Ao contrário, Renteria diz que esse mecanismo favorece a representatividade dos acionistas no conselhoà medida que aumenta as chances de eleição de candidatos de diferentes grupos. Além disso, afirma, acentua a pluralidade. “A vontade da maioria simplesmente não pode dar conta desse aspecto”, ressalta. “A virtude do voto negativo é o fato de dar mais poder para acionistas se oporem à eleição de candidatos que não lhes convêm.” 

Renteria lembra, ainda, que em termos de governança corporativa não existe uma fórmula que possa ser usada com eficácia semelhante por empresas de perfis e naturezas distintas. Embora concorde com esse ponto, Martins destaca a importância da harmonização e da equalização das diferenças entre os diferentes stakeholders — acionistas incluídos. E, nesse aspecto, ele defende que o voto negativo seria mais um ponto de desalinhamento. 

A questão central no caso brasileiro seria a possibilidade de grupos de interesses dentro do capital das companhias se articularem para fazer valer uma tese que os favoreça em detrimento de outros acionistas. O ponto é polêmico.  

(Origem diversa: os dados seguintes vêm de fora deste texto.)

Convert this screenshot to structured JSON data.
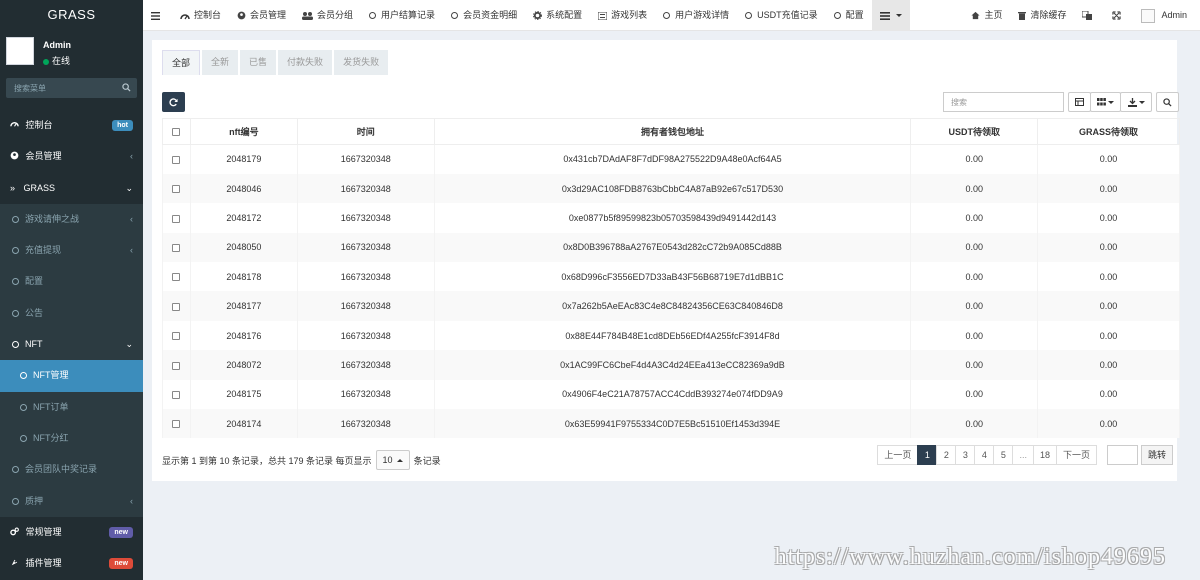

Renteria não vê esse perigo. Segundo ele, uma pesquisa informal em atas de assembleias mostra que nas companhias sem controlador os encontros têm em torno de 80% de comparecimento. Com um baixo absenteísmo, portanto, ficaria muito difícil para grupos se articularem para, usando o voto negativo, fazerem prevalecer seus nomes no conselho. “Num cenário como esse, um grupo com 20% do capital, por exemplo, conseguiria barrar um candidato?”, questiona. Martins, em contraposição, afirma que não se pode ignorar que, no Brasil, grupos de acionistas não raramente conseguem se organizar para ampliar o próprio poder dentro de um conselho de administração. Entre prós e contras, fato é que a iniciativa da Vale pôs o assunto na agenda do mercadoe dela não deve sair tão cedo.